Andrew Mason, the co-founder and former CEO of Groupon whose most recent company produced audio-guided city walking tours, has moved on to his next start up — and it involves more audio technology.
Mason’s new app Descript is supposed to allow audio editors to make changes to an audio file simply by editing the text transcription of that audio file. The idea, he says, is to offer anyone editing audio files, whether podcasters, journalists, or musicians, the ability to edit single-track audio clips as easily as they would edit words in a word processing document. Descript was initially built as an in-house production tool for Detour, Mason’s walking-tour app, and is now being spun out as its own company.
“We’ve just crossed the threshold of where automatic speech recognition is accurate enough that automated transcription services are viable,” Mason said in an interview with The Verge, adding that editing audio more easily is the next obvious step after that.
The app relies on text-audio alignment in order to work. A text-based transcription is generated from the audio file, and from there, the app uses machine learning to do a match between the audio sample and the text version of the words. A time code is assigned to each and every word, so that if you were to use the text editor to delete a word in text, it’s immediately synced with the audio file.
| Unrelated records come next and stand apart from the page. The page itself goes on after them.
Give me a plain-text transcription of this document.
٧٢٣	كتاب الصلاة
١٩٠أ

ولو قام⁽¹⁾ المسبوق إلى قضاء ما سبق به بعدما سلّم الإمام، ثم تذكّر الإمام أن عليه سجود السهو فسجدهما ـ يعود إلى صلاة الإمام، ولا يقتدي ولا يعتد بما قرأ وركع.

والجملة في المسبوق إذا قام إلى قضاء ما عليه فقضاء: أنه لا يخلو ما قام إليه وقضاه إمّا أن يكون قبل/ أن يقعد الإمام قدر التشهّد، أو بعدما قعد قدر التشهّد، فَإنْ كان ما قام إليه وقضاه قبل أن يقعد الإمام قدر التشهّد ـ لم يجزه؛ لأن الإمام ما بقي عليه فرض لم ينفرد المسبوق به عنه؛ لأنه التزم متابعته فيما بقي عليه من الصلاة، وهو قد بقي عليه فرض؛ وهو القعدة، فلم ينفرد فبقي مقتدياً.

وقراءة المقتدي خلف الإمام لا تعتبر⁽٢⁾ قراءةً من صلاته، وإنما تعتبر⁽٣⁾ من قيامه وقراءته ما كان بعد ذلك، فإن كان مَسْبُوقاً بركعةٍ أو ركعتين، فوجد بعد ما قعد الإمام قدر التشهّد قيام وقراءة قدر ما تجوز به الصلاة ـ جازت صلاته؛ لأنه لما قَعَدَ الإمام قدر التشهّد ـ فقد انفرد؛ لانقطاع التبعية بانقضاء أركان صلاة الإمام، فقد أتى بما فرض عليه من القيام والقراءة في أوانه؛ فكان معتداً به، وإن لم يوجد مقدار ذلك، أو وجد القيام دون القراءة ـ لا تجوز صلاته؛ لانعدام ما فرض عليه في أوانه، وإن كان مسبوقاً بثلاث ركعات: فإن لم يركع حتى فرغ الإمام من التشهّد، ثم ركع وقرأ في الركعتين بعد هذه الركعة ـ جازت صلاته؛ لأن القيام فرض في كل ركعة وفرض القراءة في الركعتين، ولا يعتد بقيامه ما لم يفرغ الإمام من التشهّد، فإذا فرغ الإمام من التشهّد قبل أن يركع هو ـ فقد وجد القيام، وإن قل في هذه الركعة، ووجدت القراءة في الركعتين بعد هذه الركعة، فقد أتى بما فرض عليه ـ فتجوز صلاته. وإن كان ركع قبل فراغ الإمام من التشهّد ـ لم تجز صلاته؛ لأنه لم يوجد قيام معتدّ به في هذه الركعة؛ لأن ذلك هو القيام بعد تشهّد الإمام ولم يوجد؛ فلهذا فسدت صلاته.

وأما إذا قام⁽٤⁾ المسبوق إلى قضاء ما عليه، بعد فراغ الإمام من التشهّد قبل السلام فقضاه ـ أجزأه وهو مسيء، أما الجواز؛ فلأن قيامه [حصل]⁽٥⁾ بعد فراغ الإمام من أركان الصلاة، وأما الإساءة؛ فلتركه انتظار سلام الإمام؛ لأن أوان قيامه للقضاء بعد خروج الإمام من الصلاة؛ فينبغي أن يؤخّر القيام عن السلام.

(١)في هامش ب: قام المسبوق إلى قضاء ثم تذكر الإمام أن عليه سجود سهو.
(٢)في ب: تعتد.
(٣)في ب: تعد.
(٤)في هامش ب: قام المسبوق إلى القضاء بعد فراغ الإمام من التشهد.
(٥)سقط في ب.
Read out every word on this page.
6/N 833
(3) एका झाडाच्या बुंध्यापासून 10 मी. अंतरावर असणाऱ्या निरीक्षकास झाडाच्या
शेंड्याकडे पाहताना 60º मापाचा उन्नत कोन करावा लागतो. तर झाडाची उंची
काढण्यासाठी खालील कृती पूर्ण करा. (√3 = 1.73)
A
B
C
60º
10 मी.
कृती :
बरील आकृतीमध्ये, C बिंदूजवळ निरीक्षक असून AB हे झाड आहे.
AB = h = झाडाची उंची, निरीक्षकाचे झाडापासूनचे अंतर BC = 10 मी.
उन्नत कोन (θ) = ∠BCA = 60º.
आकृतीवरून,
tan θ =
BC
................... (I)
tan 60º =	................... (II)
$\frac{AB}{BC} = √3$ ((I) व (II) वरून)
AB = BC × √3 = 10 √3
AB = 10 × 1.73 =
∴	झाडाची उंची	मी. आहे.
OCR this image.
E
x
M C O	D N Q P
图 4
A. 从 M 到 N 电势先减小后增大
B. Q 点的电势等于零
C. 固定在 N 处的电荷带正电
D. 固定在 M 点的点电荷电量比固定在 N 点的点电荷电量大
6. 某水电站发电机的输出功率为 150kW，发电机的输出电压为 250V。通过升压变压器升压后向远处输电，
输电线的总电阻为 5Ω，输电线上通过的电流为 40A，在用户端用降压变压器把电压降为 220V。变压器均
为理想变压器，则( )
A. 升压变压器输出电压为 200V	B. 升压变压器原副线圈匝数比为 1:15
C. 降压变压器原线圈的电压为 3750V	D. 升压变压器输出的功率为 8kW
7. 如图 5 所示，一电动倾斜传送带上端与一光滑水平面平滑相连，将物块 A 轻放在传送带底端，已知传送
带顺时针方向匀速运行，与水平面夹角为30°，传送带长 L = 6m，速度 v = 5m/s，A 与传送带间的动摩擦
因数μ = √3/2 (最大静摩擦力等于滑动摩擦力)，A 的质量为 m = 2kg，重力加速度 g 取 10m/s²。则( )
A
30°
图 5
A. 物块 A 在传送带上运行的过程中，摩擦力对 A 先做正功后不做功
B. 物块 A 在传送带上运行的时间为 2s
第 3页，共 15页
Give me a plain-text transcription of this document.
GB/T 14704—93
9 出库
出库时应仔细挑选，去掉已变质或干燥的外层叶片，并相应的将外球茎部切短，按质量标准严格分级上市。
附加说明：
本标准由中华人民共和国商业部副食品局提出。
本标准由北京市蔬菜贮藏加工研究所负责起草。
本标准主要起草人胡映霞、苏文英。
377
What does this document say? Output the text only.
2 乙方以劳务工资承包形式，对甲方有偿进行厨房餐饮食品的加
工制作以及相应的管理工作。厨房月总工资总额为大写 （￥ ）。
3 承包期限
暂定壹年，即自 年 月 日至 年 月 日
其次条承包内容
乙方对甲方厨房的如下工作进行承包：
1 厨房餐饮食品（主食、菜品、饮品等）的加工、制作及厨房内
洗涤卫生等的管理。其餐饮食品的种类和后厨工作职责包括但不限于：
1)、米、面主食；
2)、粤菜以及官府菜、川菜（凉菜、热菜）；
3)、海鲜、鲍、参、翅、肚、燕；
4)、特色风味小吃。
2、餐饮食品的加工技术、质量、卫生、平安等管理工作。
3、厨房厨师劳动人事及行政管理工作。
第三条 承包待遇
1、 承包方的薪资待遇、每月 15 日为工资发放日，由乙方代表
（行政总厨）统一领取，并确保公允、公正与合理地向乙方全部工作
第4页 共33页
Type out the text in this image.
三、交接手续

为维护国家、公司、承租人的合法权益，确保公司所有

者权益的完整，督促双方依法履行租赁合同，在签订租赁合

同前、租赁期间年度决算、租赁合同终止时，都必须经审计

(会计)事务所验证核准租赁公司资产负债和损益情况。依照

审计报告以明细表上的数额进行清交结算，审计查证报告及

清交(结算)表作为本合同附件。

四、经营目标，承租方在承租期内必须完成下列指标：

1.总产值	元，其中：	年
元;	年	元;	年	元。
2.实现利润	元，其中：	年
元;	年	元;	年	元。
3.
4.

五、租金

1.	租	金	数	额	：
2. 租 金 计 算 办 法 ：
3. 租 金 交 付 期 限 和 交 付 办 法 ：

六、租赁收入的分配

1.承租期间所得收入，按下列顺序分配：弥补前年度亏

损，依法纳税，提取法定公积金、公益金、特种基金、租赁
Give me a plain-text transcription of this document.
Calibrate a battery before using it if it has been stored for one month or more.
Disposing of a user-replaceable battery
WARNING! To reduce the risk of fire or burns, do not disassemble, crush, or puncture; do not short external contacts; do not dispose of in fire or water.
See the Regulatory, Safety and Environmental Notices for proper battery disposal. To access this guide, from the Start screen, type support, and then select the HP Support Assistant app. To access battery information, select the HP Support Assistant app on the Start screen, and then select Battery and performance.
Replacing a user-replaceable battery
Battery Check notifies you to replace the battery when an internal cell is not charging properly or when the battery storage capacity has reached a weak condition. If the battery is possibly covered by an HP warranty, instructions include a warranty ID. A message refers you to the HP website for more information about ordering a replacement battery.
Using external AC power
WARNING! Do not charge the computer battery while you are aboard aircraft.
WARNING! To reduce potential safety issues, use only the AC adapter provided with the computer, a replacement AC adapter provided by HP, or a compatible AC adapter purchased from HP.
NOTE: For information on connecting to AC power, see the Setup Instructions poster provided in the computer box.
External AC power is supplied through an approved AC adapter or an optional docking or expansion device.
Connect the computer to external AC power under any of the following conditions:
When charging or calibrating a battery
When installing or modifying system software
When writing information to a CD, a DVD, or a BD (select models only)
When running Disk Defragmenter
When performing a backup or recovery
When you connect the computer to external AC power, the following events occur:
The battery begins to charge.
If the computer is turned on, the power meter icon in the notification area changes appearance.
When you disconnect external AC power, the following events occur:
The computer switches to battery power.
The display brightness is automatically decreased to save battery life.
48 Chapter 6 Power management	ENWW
Last year Adobe revealed its “Project VoCo”, which could let users generate new words using a speaker’s recorded voice
Mason claimed that Descript gets a “surprising number of edits right the first time” but added that there’s also a waveform editor in the app so that users can continue to tweak the audio file or add light effects as needed.
The new Descript app officially rolls out today and is available for download on the web. There will be two versions of the app, a standard one that costs $20 a month (with an initial $10-per-month deal), and another version that’s free to download but doesn’t offer the text-to-audio edit tools. In the paid version, transcription services will cost $.07 per minute, while in the free app, transcriptions are $0.15 a minute.
Eight staffers have been working full-time on Descript, Mason said. The company has raised $5 million venture capital funding from Andreessen Horowitz.
Mason also said he is no longer CEO of Detour, which he launched in February 2015. But, he said, the Detour app is continuing on and that the company is “hoping to have more news to share on its future.”
Mason is no longer CEO of Detour, his previous company, he said
The new Descript app is launching at a time when podcast awareness and podcast listening is at its highest point in a decade, according to a survey that Edison Research conducted earlier this year. An estimated 168 million people in the US are familiar with the term “podcasting” now, and an estimated 112 million people age 12 and up — or 40 percent of the population — have listened to podcasts, up from 36 percent in 2016 and just 11 percent in 2006.
But the new audio editing service also comes amid questions about a digitally-altered future, one in which machine learning and artificial intelligence have the potential to create entirely fabricated media that looks and sounds realistic – like this lip-synced video of Barack Obama created by University of Washington researchers. Last year, Adobe revealed that it was working on new software, code-named Project VoCo, that would act like a Photoshop for audio, generating new words using a speaker’s recorded voice.
In response to questions about the ethical implications of advanced audio-editing tools, Mason emphasized that this product is mostly for simple audio pick-ups, but said that that he and his team are “thinking about it for down the road, to make sure we’re on the right side of this stuff.”
“Even though we don’t intend to be on the vanguard of the fakery, it’s coming one way or the other. But we’ve been through this before,” Mason said. “Basically what’s happened to photos and print before will happen to audio and video, and society adjusts. The credibility of a piece of content comes down to the credibility of the source.”
Correction: An earlier version of this article incorrectly said Descript was available for download through the Mac App Store. The story has been updated to clarify it is only available on the web.